The study, published in Lancet Psychiatry, showed that while there was an increased incidence of psychiatric disorders in those six groups, the risk of getting a psychiatric disorder diagnosis in the 90 days post-COVID-19 infection was double that seen for any of the other health events.

If detecting an association between COVID-19 and a subsequent psychiatric disorder diagnosis was not that unexpected, the finding that those with a pre-existing psychiatric disorder were more likely to contract the virus was. “In people with none of the risk factors established for COVID-19, if they had a psychiatric diagnosis, they were at higher risk of getting COVID-19,” said Max Taquet, clinical fellow at the National Institute of Health Research (NIHR) at Oxford University, who conducted the statistical analysis.

“[This] needs investigation. In the meantime, psychiatric disorders should be added to the list of risk factors for COVID-19,” Taquet said.

Although the link between pre-existing psychiatric problems and COVID-19 infection was independent of the known physical health risk factors, the nature of the data on which the analysis was based meant confounding socioeconomic factors could not be excluded.

“At this point, interpretation is difficult,” said Harrison. It is possible something about the biology of psychiatric illnesses, or the drugs people are taking, predisposes them. There also could be socioeconomic, other behaviors, or general aspects of physical health not recorded in medical records. “It’s not implausible COVID-19 might have a direct effect on the brain possibly, but it needs to be studied,” he said.


Another NIHR study, Phosp-Covid, is recruiting 10,000 COVID-19 patients in an 18-month prospective study in the U.K., looking at all aspects of what has been labeled “Long COVID.”

John Geddes, head of the department of psychiatry at Oxford University, who is leading the work the project is doing on neurological consequences, said the main concerns are around: what impact COVID-19’s known effects on vasculature have on the brain; whether the immune response to the virus affects the brain; and the possibility of a direct effect of the virus on cells in the nervous system.

A small study of recovered patients in which Geddes was involved has reported the occurrence of tissue changes compared to controls in MRI brain scans. “The virus has effects across the body, but all mental and neurological symptoms are produced in the brain,” Geddes said.

The researchers suggest that the traumatizing effect of living through a pandemic could have mental health consequences even in those who do not contract the infection. They also consider the number of people getting psychiatric disorders post-COVID-19 is an underestimate, since it only relates to patients who have tested positive and who subsequently present with mental health problems.

In addition to anxiety, depression and insomnia, the study also identified that more cases of dementia had been diagnosed in the 90 days after a positive COVID-19 test.
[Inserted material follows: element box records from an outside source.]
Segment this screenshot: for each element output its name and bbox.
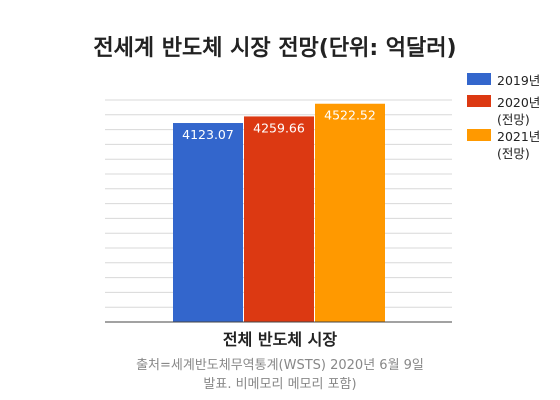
legend-label-3: 2021년 <box>497 129 540 144</box>
data-label-2: 4259.66 <box>253 120 305 135</box>
legend-label-1: 2019년 <box>497 73 540 88</box>
source-note-line-1: 출처=세계반도체무역통계(WSTS) 2020년 6월 9일 <box>136 358 424 373</box>
legend-swatch-3 <box>467 129 491 141</box>
legend-swatch-2 <box>467 95 491 107</box>
legend-label-2: 2020년 <box>497 95 540 110</box>
bar-1 <box>173 123 243 323</box>
legend-label-2-line-2: (전망) <box>497 112 530 127</box>
data-label-3: 4522.52 <box>324 108 376 123</box>
legend: 2019년 2020년 (전망) 2021년 (전망) <box>467 73 540 161</box>
bars-group <box>173 103 385 323</box>
chart-title: 전세계 반도체 시장 전망(단위: 억달러) <box>93 36 456 61</box>
bar-3 <box>315 103 385 323</box>
x-axis-label: 전체 반도체 시장 <box>223 330 337 349</box>
data-labels-group: 4123.07 4259.66 4522.52 <box>182 108 376 142</box>
data-label-1: 4123.07 <box>182 127 234 142</box>
legend-label-3-line-2: (전망) <box>497 146 530 161</box>
source-note-line-2: 발표. 비메모리 메모리 포함) <box>203 377 356 392</box>
legend-swatch-1 <box>467 73 491 85</box>
bar-2 <box>244 116 314 323</box>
Harrison suggested this is likely to be a result of pre-existing dementia coming to light. “It may be, it was just brought to attention in people who had not been seen [by a doctor] for some time,” he said. “Dementia is not reversible, so we have to be particularly careful in not over-interpreting.”

Editor’s note: This story has been corrected to clarify that psychiatric diagnoses post COVID-19 related to both those with a previous history of anxiety, depression and insomnia and those being diagnosed with one of these conditions for the first time.